Cooper's first cabinet picks controversial
Published January 5, 2017
by Susan Myrick, Civitas Institute, January 4, 2017.
Governor Roy Cooper’s decision to wait to announce his cabinet appointments until after his swearing in is highly unusual as reported in this recent Civitas article. In the article, Francis De Luca pointed out that just days before Cooper was sworn into office, he had “yet to announce any of the cabinet or high level administrative officials needed to run a government.”
Yesterday, three days after being sworn-in to office, Cooper was quoted as saying; “We’re hitting the ground running by making sure veteran managers are in place across state agencies,” then he announced only two of his ten cabinet nominees. Up until January 3rd he even refused to name the interim heads of the agencies after firing the previous agency heads midnight New Year’s eve.
As he makes these announcements, you can start to see why he delayed. His choices are sure to be controversial and to bring criticism and anger from many of those who voted for him.
The first of his cabinet appointments, Michael Regan, was named as nominee for Secretary of the Department of Environmental Quality. With this appointment Cooper signals his allegiance to the most radical elements of the environmental movement.
Until recently, Regan was a Senior Official of the radical Environmental Defense Fund (EDF). He served with the EDF since 2008 and his most recent position was as Associate Vice President, U.S. Climate and Energy & Southeast Regional Director.
EDF is a mega non-profit with reported assets over $204 million in 2015 with an agenda that rivals the most radical of environmental groups. Fully supporting President Obama’s climate agenda that included his War on Coal (an effort to shut down all coal-fired power plants) EDF ran political ads against Republican senators in 2013.
More important is the role Regan and the EDF had with Blueprint NC, the liberal umbrella organization that is known for producing and releasing a 2013 strategy memo that described a game plan for progressive groups to use to attack (by “crippling”) the newly elected Republican governor and leaders in the Republican-majority House and Senate. The memo directed its members to “eviscerate, mitigate, litigate, cogitate and agitate” the state’s Republican leadership.
The members of Blueprint waged a four-year war on McCrory and the Republican legislature. Their ultimate aim was to capture political control of North Carolina and advance their radical progressive agenda.
Before EDF, Regan worked for the EPA for ten years. The EPA and EDF work together to advance the radical environmentalist agenda. They cooperated with groups like the Natural Resources Defense Councilin what is known as “Sue and Settle” agreements. Radical environmentalist like the NRDC would sue the EPA and progressive government employees would settle out of court and pay the legal costs and do what the NRDC wanted. No new laws needed!

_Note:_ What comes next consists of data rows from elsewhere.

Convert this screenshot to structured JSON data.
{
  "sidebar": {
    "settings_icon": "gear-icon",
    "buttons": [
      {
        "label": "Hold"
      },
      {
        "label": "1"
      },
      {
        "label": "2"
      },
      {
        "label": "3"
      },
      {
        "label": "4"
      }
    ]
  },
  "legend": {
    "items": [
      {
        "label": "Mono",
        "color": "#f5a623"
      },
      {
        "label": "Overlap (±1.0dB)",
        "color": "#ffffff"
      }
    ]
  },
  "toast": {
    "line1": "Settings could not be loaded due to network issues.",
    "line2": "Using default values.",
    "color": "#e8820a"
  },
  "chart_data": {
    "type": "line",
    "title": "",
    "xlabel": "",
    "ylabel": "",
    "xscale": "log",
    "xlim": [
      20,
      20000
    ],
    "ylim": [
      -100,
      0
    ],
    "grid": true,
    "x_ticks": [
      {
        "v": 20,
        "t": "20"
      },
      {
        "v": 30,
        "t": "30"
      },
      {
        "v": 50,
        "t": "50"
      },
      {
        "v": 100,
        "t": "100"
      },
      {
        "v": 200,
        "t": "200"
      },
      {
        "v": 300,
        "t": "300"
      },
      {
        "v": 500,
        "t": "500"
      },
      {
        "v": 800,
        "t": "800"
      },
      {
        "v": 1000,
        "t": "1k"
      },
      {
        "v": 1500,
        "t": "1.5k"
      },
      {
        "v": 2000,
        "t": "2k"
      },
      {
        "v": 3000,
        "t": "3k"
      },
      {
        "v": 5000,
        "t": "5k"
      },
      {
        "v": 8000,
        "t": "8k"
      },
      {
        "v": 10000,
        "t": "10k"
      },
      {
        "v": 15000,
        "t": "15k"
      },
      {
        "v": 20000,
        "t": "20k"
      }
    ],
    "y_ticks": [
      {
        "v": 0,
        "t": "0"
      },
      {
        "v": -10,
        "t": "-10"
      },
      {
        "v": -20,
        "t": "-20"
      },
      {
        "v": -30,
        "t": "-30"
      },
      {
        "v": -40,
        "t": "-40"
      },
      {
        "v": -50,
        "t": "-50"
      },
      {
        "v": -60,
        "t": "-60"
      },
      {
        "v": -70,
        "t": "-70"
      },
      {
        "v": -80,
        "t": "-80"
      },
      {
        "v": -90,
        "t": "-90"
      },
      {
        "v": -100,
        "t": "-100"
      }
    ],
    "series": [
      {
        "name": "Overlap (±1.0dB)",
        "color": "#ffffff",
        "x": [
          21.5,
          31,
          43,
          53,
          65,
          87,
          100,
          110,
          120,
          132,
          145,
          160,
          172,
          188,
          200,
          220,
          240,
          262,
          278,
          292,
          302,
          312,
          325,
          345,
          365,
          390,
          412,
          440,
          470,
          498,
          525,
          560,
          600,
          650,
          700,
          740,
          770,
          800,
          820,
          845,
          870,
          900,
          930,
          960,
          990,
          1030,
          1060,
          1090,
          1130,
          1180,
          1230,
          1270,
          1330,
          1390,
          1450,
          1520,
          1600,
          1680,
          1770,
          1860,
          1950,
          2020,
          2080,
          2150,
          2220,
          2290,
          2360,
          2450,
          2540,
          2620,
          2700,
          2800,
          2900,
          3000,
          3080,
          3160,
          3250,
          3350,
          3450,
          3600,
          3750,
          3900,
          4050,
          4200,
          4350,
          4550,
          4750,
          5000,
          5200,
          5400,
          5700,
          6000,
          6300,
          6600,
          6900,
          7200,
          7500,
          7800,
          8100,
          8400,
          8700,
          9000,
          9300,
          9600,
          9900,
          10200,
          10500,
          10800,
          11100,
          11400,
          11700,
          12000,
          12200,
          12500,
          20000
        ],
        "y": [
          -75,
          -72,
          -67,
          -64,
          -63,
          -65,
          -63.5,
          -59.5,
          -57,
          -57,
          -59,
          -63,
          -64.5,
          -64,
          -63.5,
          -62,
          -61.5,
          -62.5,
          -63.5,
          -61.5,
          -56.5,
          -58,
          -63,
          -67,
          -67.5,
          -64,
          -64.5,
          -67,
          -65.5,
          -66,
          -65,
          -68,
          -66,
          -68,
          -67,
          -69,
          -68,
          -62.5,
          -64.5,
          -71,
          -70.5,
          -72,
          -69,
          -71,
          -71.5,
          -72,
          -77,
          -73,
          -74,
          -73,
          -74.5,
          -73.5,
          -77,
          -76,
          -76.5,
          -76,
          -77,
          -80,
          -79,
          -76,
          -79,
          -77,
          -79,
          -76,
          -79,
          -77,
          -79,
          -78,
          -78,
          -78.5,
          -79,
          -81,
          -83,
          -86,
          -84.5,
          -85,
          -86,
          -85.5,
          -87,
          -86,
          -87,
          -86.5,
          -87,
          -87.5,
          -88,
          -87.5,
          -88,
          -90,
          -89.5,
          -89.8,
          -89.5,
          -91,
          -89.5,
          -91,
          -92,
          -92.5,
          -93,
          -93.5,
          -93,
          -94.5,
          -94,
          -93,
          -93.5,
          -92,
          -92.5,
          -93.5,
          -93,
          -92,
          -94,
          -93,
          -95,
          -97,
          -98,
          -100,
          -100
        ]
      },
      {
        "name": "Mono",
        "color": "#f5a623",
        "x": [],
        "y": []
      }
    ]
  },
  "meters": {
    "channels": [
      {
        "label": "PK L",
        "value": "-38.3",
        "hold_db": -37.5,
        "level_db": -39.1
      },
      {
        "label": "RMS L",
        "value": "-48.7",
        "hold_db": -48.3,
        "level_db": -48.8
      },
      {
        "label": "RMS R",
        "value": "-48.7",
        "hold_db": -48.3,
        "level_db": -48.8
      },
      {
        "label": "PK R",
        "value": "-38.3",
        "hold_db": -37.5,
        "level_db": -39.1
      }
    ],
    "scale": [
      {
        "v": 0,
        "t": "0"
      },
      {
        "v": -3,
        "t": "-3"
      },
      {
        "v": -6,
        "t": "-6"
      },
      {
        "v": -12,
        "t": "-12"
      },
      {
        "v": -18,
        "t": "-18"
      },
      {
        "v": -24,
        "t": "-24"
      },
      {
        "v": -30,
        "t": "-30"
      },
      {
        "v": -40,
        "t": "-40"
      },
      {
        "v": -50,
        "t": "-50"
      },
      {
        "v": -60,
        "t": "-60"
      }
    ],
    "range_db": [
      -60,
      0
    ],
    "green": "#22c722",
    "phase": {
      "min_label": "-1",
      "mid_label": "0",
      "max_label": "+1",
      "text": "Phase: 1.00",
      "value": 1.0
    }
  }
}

The combination of these two powerful entities is not lost on political operatives. According to the U.S. Senate Committee on Environment and Public Works Minority Staff Report (July 30, 2014):
“Under President Obama, EPA has given more than $27 million in taxpayer-funded grants to major environmental groups. Notably, the Natural Resources Defense Council and Environmental Defense Fund – two key activist groups with significant ties to senior EPA officials – have collected more than $1 million in funding each. (Pg. 34)”
If Cooper was looking for a very well-connected player in the worldwide radical environmental movement – he found him in Michael Regan.
Governor Cooper’s second controversial appointment was Jim Trogdon as North Carolina Department of Transportation (DOT) Secretary. While much of Trogdon’s experience is within DOT (he retired as the department’s COO in 2013), the appointment might be viewed as a “finger in the eye” to the I-77 toll road opponents.
The I-77 toll road was a major factor in the 2016 Gubernatorial campaign. While former Governor McCrory attempted to ignore the controversy, Roy Cooper indicated that he sided with the opponents.
WSOC TV reports that after Trogdon left NC DOT in 2013 he went to work for Atkins. WSOC TV reports:“Atkins is an engineering firm that works with P3 projects– public and private partnerships to build things like toll lanes.”
WSOC also reported that while serving with Atkins, Trogdon penned an article called “To Toll or Not To Toll.”
“Tolling appears superior to all other options,” Trogdon argues. “Degraded trip reliability, congestion and lost productivity appear more costly than tolls. In short, tolling proved beneficial to those who value their time.”
In light of the Trogdon appointment, Cooper has said that his opinion of the I-77 toll road hasn’t changed. Many political observers attribute Cooper’s victory to the damage done to McCrory in the I-77 toll road corridor. McCrory finished over 30k votes behind other GOP candidates in the precincts most impacted.
The North Carolina Cabinet is made up of unelected heads of the executive departments of the North Carolina government appointed by the governor. The departments include Administration, Commerce, Environmental Quality, Health and Human Services, Information Technology, Military and Veterans Affairs, Natural and Cultural Resources, Public Safety, Revenue and Transportation.
During the recent special legislative session, the North Carolina General Assembly added a provision to state law that Cabinet appointments require the advice and consent of the North Carolina State Senate.